Kita pernah berbincang lama, tentang kategori, tentang bentuk, tentang tubuh, tentang... Tapi, kau tahu itu percuma sekarang. Kini kau hanya serupa handuk basah, yang lupa dijemur pemiliknya setelah digunakan. Nanti kau akan membusuk, dan terus saja kau berkata, “aku berada di jalan yang benar, dan kau, segeralah betobat.”

Memang, muramnya bintang yang kita lihat bersama kadang mengobati rasa kesalku padamu hei plin-plan. Kau selalu tiba-tiba menjadi cerdas jika pandangan kita sama-sama mengarah ke atas, “kau tahu, sekian bintang-bintang itu seperti indeks pada buku yang kita pernah rencanakan dahulu. Ia ada disana, disini, kadang bertumpuk, tapi sering menyisakan langit yang lengang. Mirip, kita yang atur letaknya. Mana yang kita anggap penting, mana yang tidak.”

Dan aku akan jawab, “jadi kau pikir bintang-bintang itu boneka? Yang bisa kau tulis dan hapus, letakkan dan buang seenakmu? Haha ayolah, jangan bercanda.”

“Ya begitulah, awalnya aku juga tak percaya, tapi, bagaimana mungkin kau tahu itu hal yang tidak mungkin?”

“Aku tidak tahu. Aku hanya menolak untuk tahu, sekalipun itu benar. Aku pikir, ini untuk diriku sendiri, dan aku tidak perlu bijaksana pada diriku sendiri.” Aku melepaskan suaraku, dan ia menghujamkan matanya padaku.

“Cukup, aku tak kuat mendengarmu.”

“Iya,” dalam hati aku menjawab.

Jalan pulang setelah perbincangan itu rasanya seperti menjauh. Kakiku seperti linu, pegal. Kami putra air mata. Aku masih yakin itu. Sama seperti aku yakin kalau jalanan ini juga makin memanjang. Aku renta, aku batu, aku lemas, aku keras.

“pilihan resolusi bagi kita memang hanya ada 2, terus berteman dengan sepi atau hiruplah sesak. Kau pilih bergolak maka kita teruskan berjalan, kau akan menemukan sepi bersamaku. Kau hirup sesak, ikutlah banyak orang itu, Cuma mungkin mereka tidak merasa.” Akhirnya kuberanikan berkata demikian padamu.

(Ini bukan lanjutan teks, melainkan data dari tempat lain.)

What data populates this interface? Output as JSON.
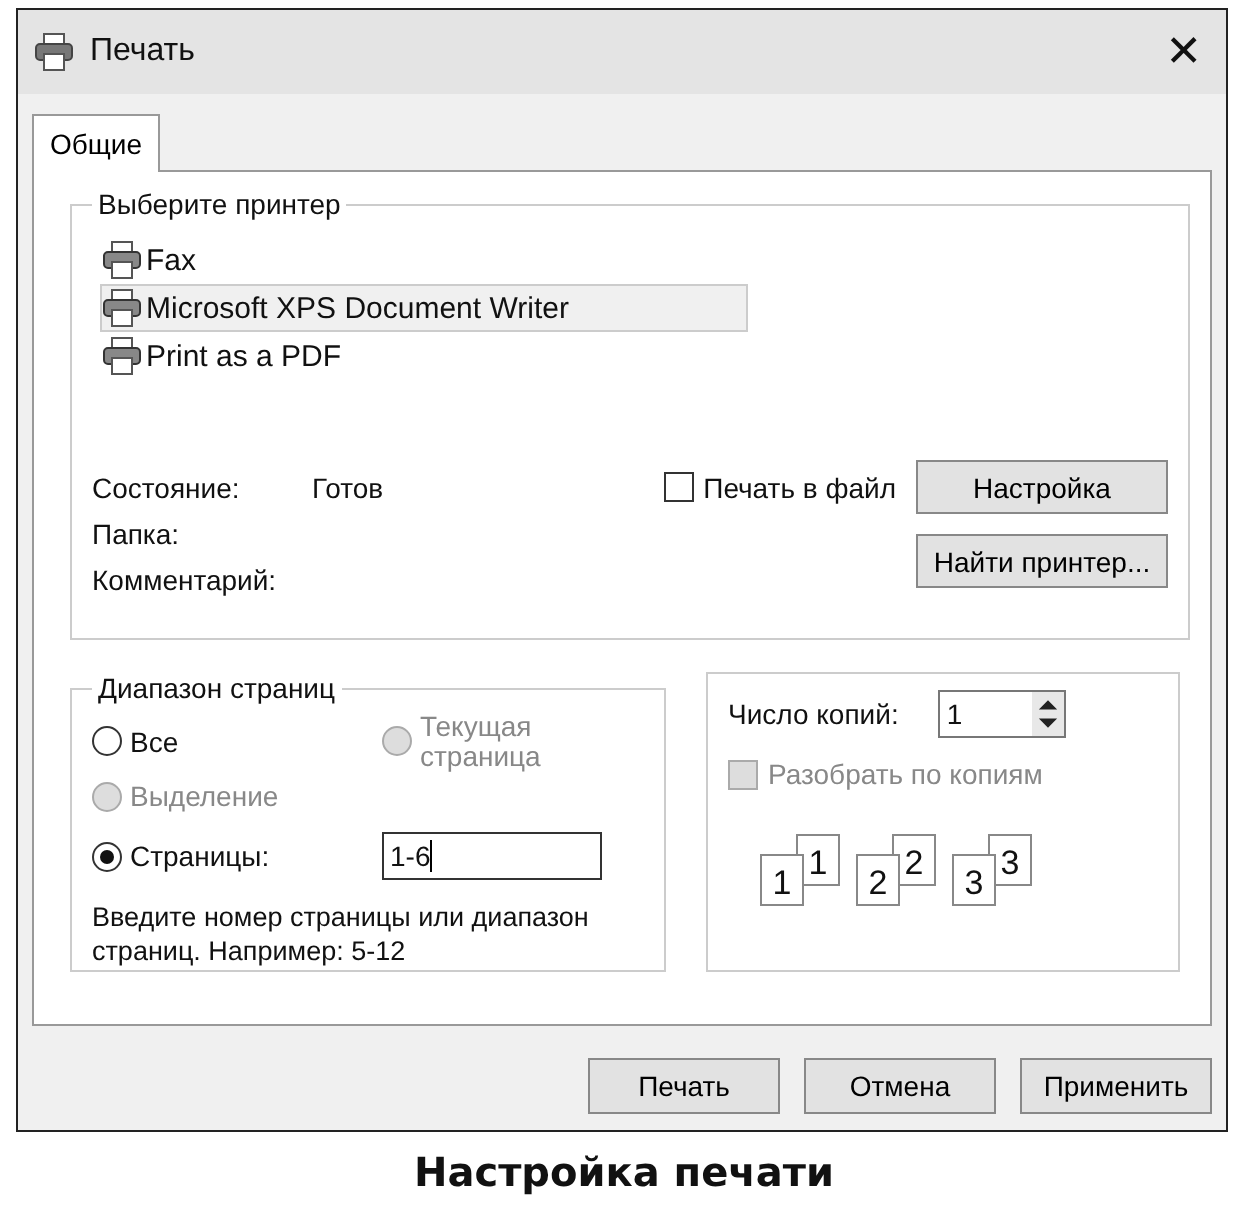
{
  "window": {
    "title": "Печать",
    "close": "✕"
  },
  "tabs": [
    {
      "label": "Общие",
      "selected": true
    }
  ],
  "printer_group": {
    "title": "Выберите принтер",
    "printers": [
      {
        "name": "Fax",
        "selected": false
      },
      {
        "name": "Microsoft XPS Document Writer",
        "selected": true
      },
      {
        "name": "Print as a PDF",
        "selected": false
      }
    ],
    "status_label": "Состояние:",
    "status_value": "Готов",
    "folder_label": "Папка:",
    "comment_label": "Комментарий:",
    "print_to_file": {
      "label": "Печать в файл",
      "checked": false
    },
    "preferences_button": "Настройка",
    "find_button": "Найти принтер..."
  },
  "page_range": {
    "title": "Диапазон страниц",
    "options": [
      {
        "label": "Все",
        "selected": false,
        "disabled": false
      },
      {
        "label": "Текущая страница",
        "selected": false,
        "disabled": true
      },
      {
        "label": "Выделение",
        "selected": false,
        "disabled": true
      },
      {
        "label": "Страницы:",
        "selected": true,
        "disabled": false
      }
    ],
    "pages_value": "1-6",
    "hint": "Введите номер страницы или диапазон страниц.  Например: 5-12"
  },
  "copies": {
    "label": "Число копий:",
    "value": "1",
    "collate": {
      "label": "Разобрать по копиям",
      "checked": false,
      "disabled": true
    },
    "collate_pages": [
      {
        "back": "1",
        "front": "1"
      },
      {
        "back": "2",
        "front": "2"
      },
      {
        "back": "3",
        "front": "3"
      }
    ]
  },
  "buttons": [
    "Печать",
    "Отмена",
    "Применить"
  ],
  "caption": "Настройка печати"
}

“aku tak ingin menyudahi, sungguh, sumpah. Tapi kau melewati batas usiamu, kau melampaui batas kedewasaan seorang pejalan kaki. Kau tidak mungkin bisa sendirian. Percayalah.”

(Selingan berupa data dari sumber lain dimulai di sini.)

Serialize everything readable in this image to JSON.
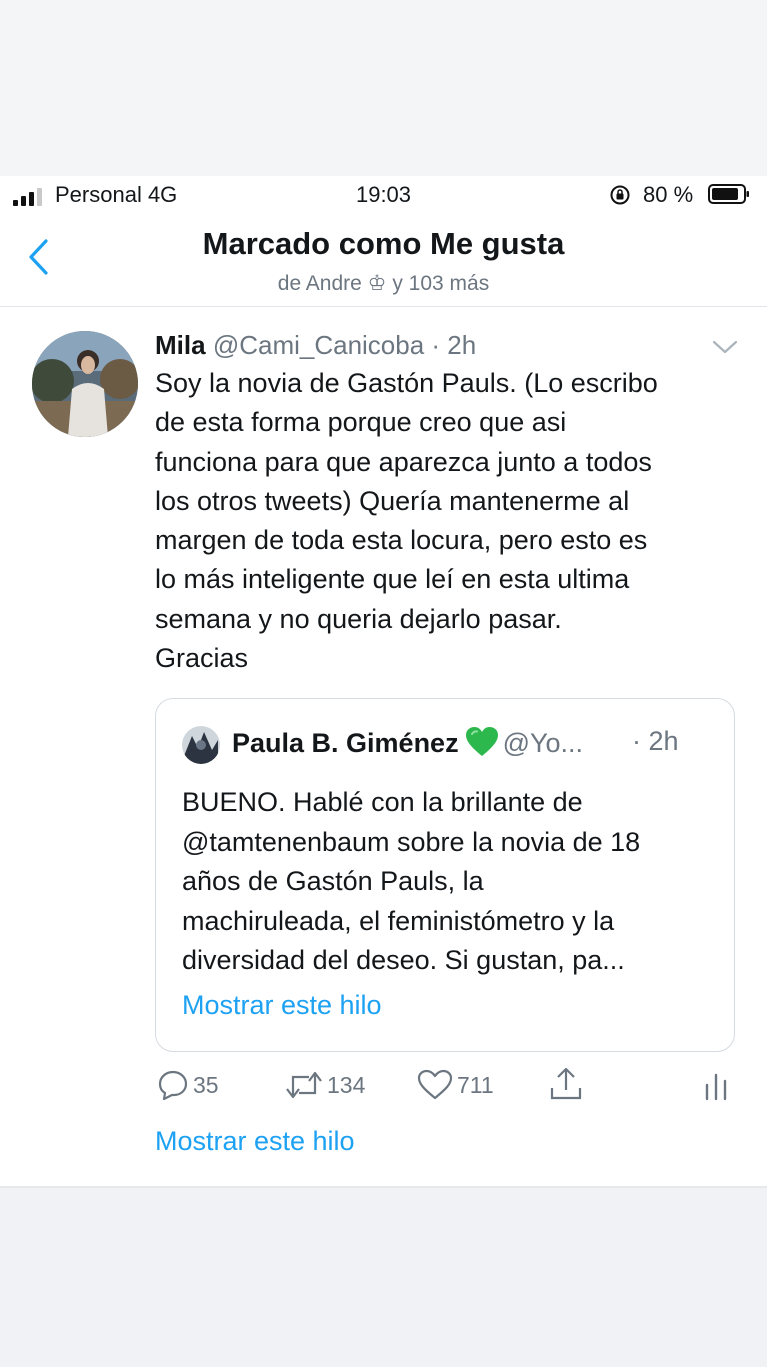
{
  "status_bar": {
    "carrier": "Personal 4G",
    "time": "19:03",
    "battery": "80 %"
  },
  "header": {
    "title": "Marcado como Me gusta",
    "subtitle": "de Andre ♔ y 103 más"
  },
  "tweet": {
    "name": "Mila",
    "handle_time": "@Cami_Canicoba · 2h",
    "text_lines": [
      "Soy la novia de Gastón Pauls. (Lo escribo",
      "de esta forma porque creo que asi",
      "funciona para que aparezca junto a todos",
      "los otros tweets) Quería mantenerme al",
      "margen de toda esta locura, pero esto es",
      "lo más inteligente que leí en esta ultima",
      "semana y no queria dejarlo pasar.",
      "Gracias"
    ],
    "quoted": {
      "name": "Paula B. Giménez",
      "handle": "@Yo...",
      "time": "· 2h",
      "text_lines": [
        "BUENO. Hablé con la brillante de",
        "@tamtenenbaum sobre la novia de 18",
        "años de Gastón Pauls, la",
        "machiruleada, el feministómetro y la",
        "diversidad del deseo. Si gustan, pa..."
      ],
      "thread_link": "Mostrar este hilo"
    },
    "actions": {
      "replies": "35",
      "retweets": "134",
      "likes": "711"
    },
    "thread_link": "Mostrar este hilo"
  },
  "colors": {
    "accent": "#1da1f2",
    "secondary_text": "#6c7680",
    "heart_green": "#2db84d"
  }
}
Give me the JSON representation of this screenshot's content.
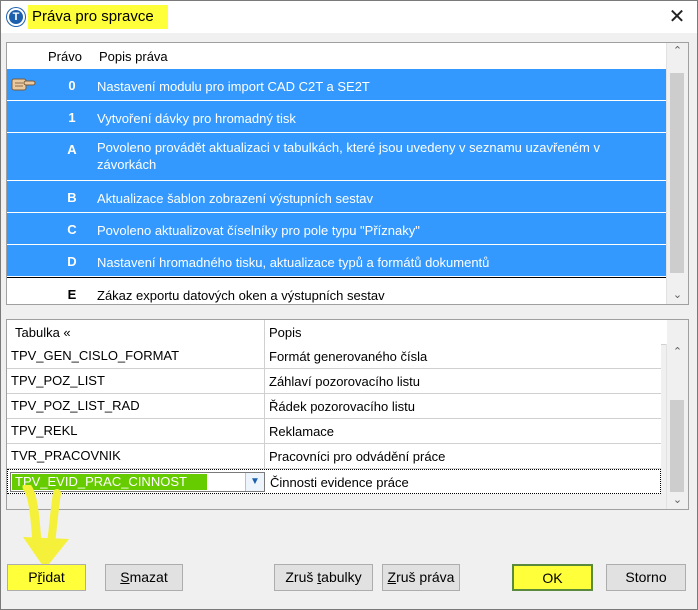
{
  "window": {
    "title": "Práva pro spravce",
    "close_glyph": "✕",
    "app_icon": "T"
  },
  "rights_grid": {
    "columns": [
      "Právo",
      "Popis práva"
    ],
    "rows": [
      {
        "code": "0",
        "desc": "Nastavení modulu pro import CAD C2T a SE2T",
        "selected": true,
        "current": true
      },
      {
        "code": "1",
        "desc": "Vytvoření dávky pro hromadný tisk",
        "selected": true
      },
      {
        "code": "A",
        "desc": "Povoleno provádět aktualizaci v  tabulkách, které jsou  uvedeny v seznamu uzavřeném v závorkách",
        "selected": true
      },
      {
        "code": "B",
        "desc": "Aktualizace šablon zobrazení výstupních sestav",
        "selected": true
      },
      {
        "code": "C",
        "desc": "Povoleno aktualizovat číselníky pro pole typu \"Příznaky\"",
        "selected": true
      },
      {
        "code": "D",
        "desc": "Nastavení hromadného tisku, aktualizace typů a formátů dokumentů",
        "selected": true
      },
      {
        "code": "E",
        "desc": "Zákaz exportu datových oken a výstupních sestav",
        "selected": false
      }
    ]
  },
  "tables_grid": {
    "columns": [
      "Tabulka «",
      "Popis"
    ],
    "rows": [
      {
        "table": "TPV_GEN_CISLO_FORMAT",
        "desc": "Formát generovaného čísla"
      },
      {
        "table": "TPV_POZ_LIST",
        "desc": "Záhlaví pozorovacího listu"
      },
      {
        "table": "TPV_POZ_LIST_RAD",
        "desc": "Řádek pozorovacího listu"
      },
      {
        "table": "TPV_REKL",
        "desc": "Reklamace"
      },
      {
        "table": "TVR_PRACOVNIK",
        "desc": "Pracovníci pro odvádění práce"
      }
    ],
    "editing_row": {
      "table": "TPV_EVID_PRAC_CINNOST",
      "desc": "Činnosti evidence práce"
    }
  },
  "buttons": {
    "add": {
      "pre": "P",
      "ul": "ř",
      "post": "idat"
    },
    "delete": {
      "pre": "",
      "ul": "S",
      "post": "mazat"
    },
    "cancel_tables": {
      "pre": "Zruš ",
      "ul": "t",
      "post": "abulky"
    },
    "cancel_rights": {
      "pre": "",
      "ul": "Z",
      "post": "ruš práva"
    },
    "ok": "OK",
    "storno": "Storno"
  },
  "highlight_color": "#ffff3a",
  "selection_color": "#3399ff",
  "combo_highlight_color": "#66cc00"
}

Dadaku makin sesak, “kau lebih mirip pecundang besar ketimbang semua orang.”

“sudahlah, … “ selalu tak pernah kau selesaikan ucapanmu.

Lalu ketika jalanan ini belum habis kau memilih berhenti, kau berbalik, seolah kakimu yang kukuh itu tak mampu meraih langkah lagi. Padahal aku tahu pasti dahulu kau jauh lebih kuat dari yang aku lihat sekarang.

Punggungmu makin menjauh, kecil dan terus mengecil. Aku balikkan badanku, aku teruskan berjalan… tidak, aku berlari, agar saat berbalik kau tidak sanggup melihatku. Mungkin, ini kata mungkin pertama yang pasti aku katakan, kita tidak lebih dari aura waktu yang terpisah ruang. Karena pisau kegelisahan kita tidak cukup tajam untuk merobeknya.

Sampai di akhir jalan pun aku harus menerima pleidoi keterpurukanmu. Ini aku beri air mataku sebagai gantinya. Air mata yang deras meluncur karena ketidakmampuan untuk memisahkan ilmu pengetahuan, kemanusiaan dan kekuasaan.